Adventures with Escargot

Lately, I’ve had some experiences with escargot.  Some vivid experiences.  I’ve had to wait awhile from my last one to write about it.

The first escargot encounter was in Paris, at this place called Robert et Louise, maybe the best dinner in Paris.  The stone walls, yellow light, buzz of conversations, that daring that comes upon me at good restaurants: yes, I’ll try some. Delicious, like mussels, only not from the sea.  Dripping with green, garlicky butter, six in their neat gray shells.  They came with a tool a little like an eyelash curler, with which you gripped their shells, and tiny forks to pluck out the meat.  (You know snails were a siege food, said my friend Palash, and now the French have given them their own fancy implements….)

And, a surprise, they weren’t slimy at all, but that rubbery-chewy-savory texture that shellfish have.  I loved them.

So, when I found a few snails in my overwintered cabbages, I thought, why not see if I can make escargot at home?  I put the little guys in a tupperware with some damp lettuce and chard leaves, and took them home.  Then I consulted the experts.  None of the cookbooks I looked in — Julia Childs, the Cook’s Illustrated guy, Joy of Cooking, Mark Bittman, Sally Fallon, or that treasure of a book, The Forgotten Skills of Cooking — explained how to cook fresh snails, though many gave recipes using canned snails, or details on making the herb butter to accompany snails.  So I turned to the internet.

I stood at the entrance of that oracle’s cave and shouted in my question: How do you cook snails? Out from the depths came bizzare, conflicting instructions.  Put them in salt.  Don’t put them in salt.  Remove some-part-I-didn’t-know-what-it-was, don’t remove that part-whatever-it-is.  But every answer was breezy and encouraging.  I went with the lowest common denominator.

Three days after catching my snails, a sunny Monday when I was home alone, I decided to cook them up.  The first crazy thing about eating snails, is that before I could eat them, I had to make them into pets.  I had to keep them captive, and care for them, and clean up their poop, and catch them when they escape into my mother’s sewing basket.  I had to worry that they would get too hot, or too dry, or too sad in their confinement.  I had to remember how happy they were, out there in the shady cabbage.  This went on for days.
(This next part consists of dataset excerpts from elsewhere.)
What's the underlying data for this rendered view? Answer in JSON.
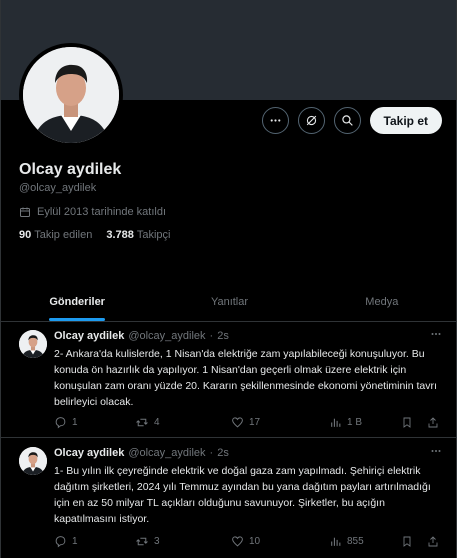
{
  "profile": {
    "name": "Olcay aydilek",
    "handle": "@olcay_aydilek",
    "joined": "Eylül 2013 tarihinde katıldı",
    "following_count": "90",
    "following_label": "Takip edilen",
    "followers_count": "3.788",
    "followers_label": "Takipçi",
    "follow_button": "Takip et"
  },
  "tabs": [
    {
      "label": "Gönderiler",
      "active": true
    },
    {
      "label": "Yanıtlar",
      "active": false
    },
    {
      "label": "Medya",
      "active": false
    }
  ],
  "tweets": [
    {
      "name": "Olcay aydilek",
      "handle": "@olcay_aydilek",
      "sep": "·",
      "time": "2s",
      "text": "2- Ankara'da kulislerde, 1 Nisan'da elektriğe zam yapılabileceği konuşuluyor. Bu konuda ön hazırlık da yapılıyor. 1 Nisan'dan geçerli olmak üzere elektrik için konuşulan zam oranı yüzde 20. Kararın şekillenmesinde ekonomi yönetiminin tavrı belirleyici olacak.",
      "replies": "1",
      "retweets": "4",
      "likes": "17",
      "views": "1 B"
    },
    {
      "name": "Olcay aydilek",
      "handle": "@olcay_aydilek",
      "sep": "·",
      "time": "2s",
      "text": "1- Bu yılın ilk çeyreğinde elektrik ve doğal gaza zam yapılmadı. Şehiriçi elektrik dağıtım şirketleri, 2024 yılı Temmuz ayından bu yana dağıtım payları artırılmadığı için en az 50 milyar TL açıkları olduğunu savunuyor. Şirketler, bu açığın kapatılmasını istiyor.",
      "replies": "1",
      "retweets": "3",
      "likes": "10",
      "views": "855"
    }
  ],
  "colors": {
    "accent": "#1d9bf0",
    "muted": "#71767b",
    "border": "#2f3336",
    "banner": "#262c33"
  }
}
By the time the fateful lunch came, I really liked the little creatures.  I’m sorry, I told them.  I promise I will eat you.  And I promise I will eat a lot of lettuce, just like you like to eat.  They waved their eye tentacles at me and said nothing.

I figured that the best thing to do was to make a good meal out of it, so while the water boiled, I made a grilled cheese sandwich with shallot butter on part of an Essential Bakery baguette, and fried up some chard from my garden, also in the shallot butter.  I dug up an unmarked home-brewed beer I had traded some pickles for a while back.  Then I pried the four snails off of their container and dropped them into the boiling water, just like that.  The water immediately turned yellow.  I waited the oracularly prescribed three minutes, and poured the water off.  A foam ringed the pot.  I rinsed the snails, pulled them out of their shells, and put them into a pan with some more shallot butter.
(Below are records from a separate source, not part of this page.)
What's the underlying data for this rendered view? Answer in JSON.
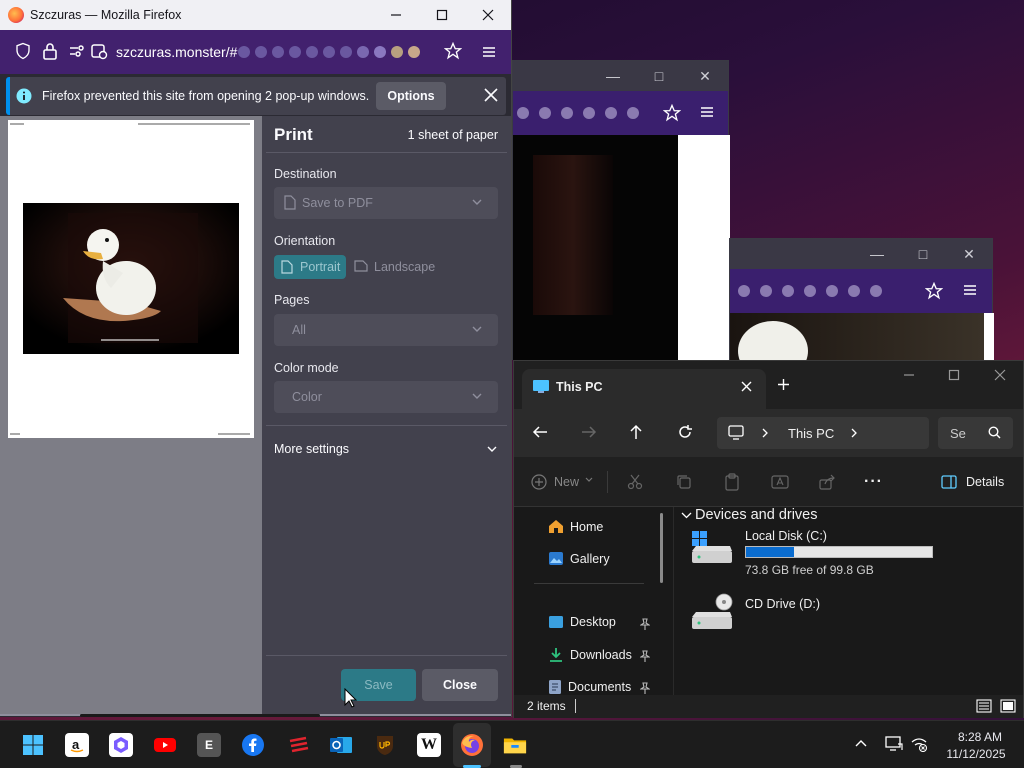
{
  "firefox": {
    "window_title": "Szczuras — Mozilla Firefox",
    "url": "szczuras.monster/#",
    "notification": {
      "message": "Firefox prevented this site from opening 2 pop-up windows.",
      "options_label": "Options"
    },
    "print": {
      "title": "Print",
      "sheets": "1 sheet of paper",
      "destination_label": "Destination",
      "destination_value": "Save to PDF",
      "orientation_label": "Orientation",
      "portrait_label": "Portrait",
      "landscape_label": "Landscape",
      "pages_label": "Pages",
      "pages_value": "All",
      "color_mode_label": "Color mode",
      "color_mode_value": "Color",
      "more_settings_label": "More settings",
      "save_label": "Save",
      "close_label": "Close"
    }
  },
  "explorer": {
    "tab_title": "This PC",
    "breadcrumb": "This PC",
    "search_placeholder": "Se",
    "toolbar": {
      "new_label": "New",
      "more_label": "···",
      "details_label": "Details"
    },
    "sidebar": {
      "items": [
        {
          "label": "Home",
          "pinned": false
        },
        {
          "label": "Gallery",
          "pinned": false
        },
        {
          "label": "Desktop",
          "pinned": true
        },
        {
          "label": "Downloads",
          "pinned": true
        },
        {
          "label": "Documents",
          "pinned": true
        }
      ]
    },
    "section_title": "Devices and drives",
    "drives": [
      {
        "name": "Local Disk (C:)",
        "free_text": "73.8 GB free of 99.8 GB",
        "used_fraction": 0.26
      },
      {
        "name": "CD Drive (D:)"
      }
    ],
    "status": {
      "items_count": "2 items"
    }
  },
  "taskbar": {
    "time": "8:28 AM",
    "date": "11/12/2025",
    "apps": [
      "start",
      "amazon",
      "copilot",
      "youtube",
      "epic",
      "facebook",
      "ticketing",
      "outlook",
      "ups",
      "wikipedia",
      "firefox",
      "file-explorer"
    ],
    "app_letters": {
      "epic": "E",
      "wikipedia": "W"
    }
  },
  "colors": {
    "firefox_nav": "#42216e",
    "accent_teal": "#2c7a87",
    "drive_bar": "#0a6ccf"
  }
}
What I did not know about snails until then is how complex their bodies are, and how beautiful, if sluggy.  They have a part — was it the part-I-didn’t-know? — shaped like a tiny spiral, as if it spiraled all the way into the central whorl of the shell.  I left that piece on.  Struggling a little to think of them as food, I put them in their own ramekin, and carried my lunch out into the sunshine.

The first two were pretty good, though I still felt much more squeamish than I had in France.  The third one, however, was oozing a clear slime, as if it were ovulating. That sounds graphic.  It was graphic.  I took a swig of my beer.  I’d promised them I would eat them.  I ate it.  Almost immediately, I retched it back up in the grass.  Oh god, the slime in my throat, my mouth.  I drank some more beer.  There was one more snail.  It was slimy too.  I gave it to Squinchy’s brother Jack.  He licked it up with all the butter.  I finished my lunch, while Squinchy hauled the ramekin off to the blueberry bushes and licked it clean.
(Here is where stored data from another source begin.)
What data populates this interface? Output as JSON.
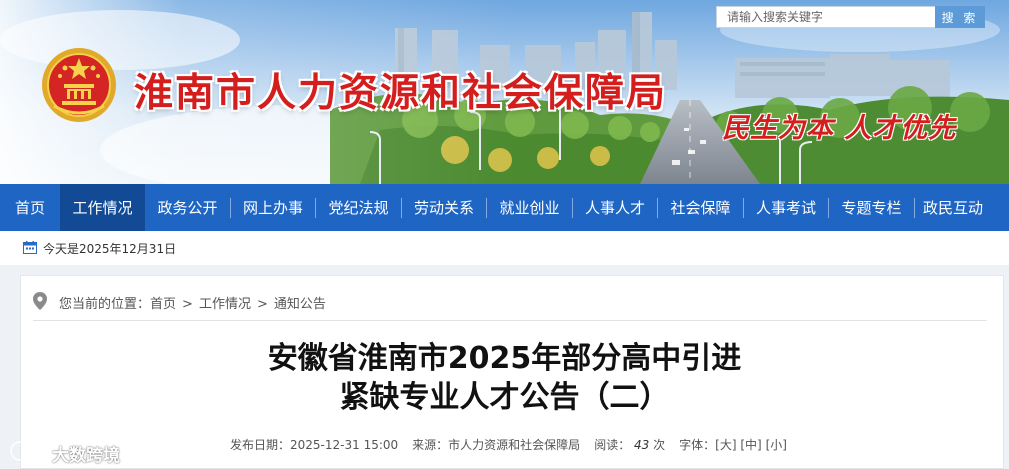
{
  "header": {
    "site_title": "淮南市人力资源和社会保障局",
    "slogan": "民生为本  人才优先",
    "emblem": "national-emblem-icon"
  },
  "nav": {
    "items": [
      {
        "label": "首页",
        "active": false
      },
      {
        "label": "工作情况",
        "active": true
      },
      {
        "label": "政务公开",
        "active": false
      },
      {
        "label": "网上办事",
        "active": false
      },
      {
        "label": "党纪法规",
        "active": false
      },
      {
        "label": "劳动关系",
        "active": false
      },
      {
        "label": "就业创业",
        "active": false
      },
      {
        "label": "人事人才",
        "active": false
      },
      {
        "label": "社会保障",
        "active": false
      },
      {
        "label": "人事考试",
        "active": false
      },
      {
        "label": "专题专栏",
        "active": false
      },
      {
        "label": "政民互动",
        "active": false
      }
    ]
  },
  "toolbar": {
    "today": "今天是2025年12月31日",
    "search_placeholder": "请输入搜索关键字",
    "search_button": "搜 索"
  },
  "breadcrumb": {
    "prefix": "您当前的位置：",
    "items": [
      "首页",
      "工作情况",
      "通知公告"
    ]
  },
  "article": {
    "title_line1": "安徽省淮南市2025年部分高中引进",
    "title_line2": "紧缺专业人才公告（二）",
    "meta": {
      "date_label": "发布日期：",
      "date": "2025-12-31 15:00",
      "source_label": "来源：",
      "source": "市人力资源和社会保障局",
      "views_label": "阅读：",
      "views": "43",
      "views_unit": "次",
      "font_label": "字体：",
      "font_large": "[大]",
      "font_medium": "[中]",
      "font_small": "[小]"
    }
  },
  "watermark": {
    "text": "大数跨境"
  },
  "colors": {
    "nav_bg": "#1f66c4",
    "nav_active": "#134a96",
    "title_red": "#d41e1e",
    "search_btn": "#5c9bd8"
  }
}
But the slimy sensation didn’t go away, and on top of that, everything tasted like shallot butter, which tasted like snails.  And the beer was weird, a little yeasty.  Pretty soon, well, as my students would say, I hominid it all back up.  And I mean all of it.  For hours afterwards, I felt green.  When everyone got home, I couldn’t even talk about it.  I had to wait for a week to write it down.

According to my aunt’s internet research, snail slime is toxic, though I have yet to get a solid answer on this from the oracle.  It did tell me about these Toxic Snails.  And about some toxic snails in China.  So I don’t know.  I do know I had a toxic reaction to something, psychological or otherwise.

So it seems like there is an art to this snail-eating.  I would like to try them again — when done right they are really good — but I think I’ll leave to cooking to the pros and the French until I know how to do it right, unless perhaps there is a siege.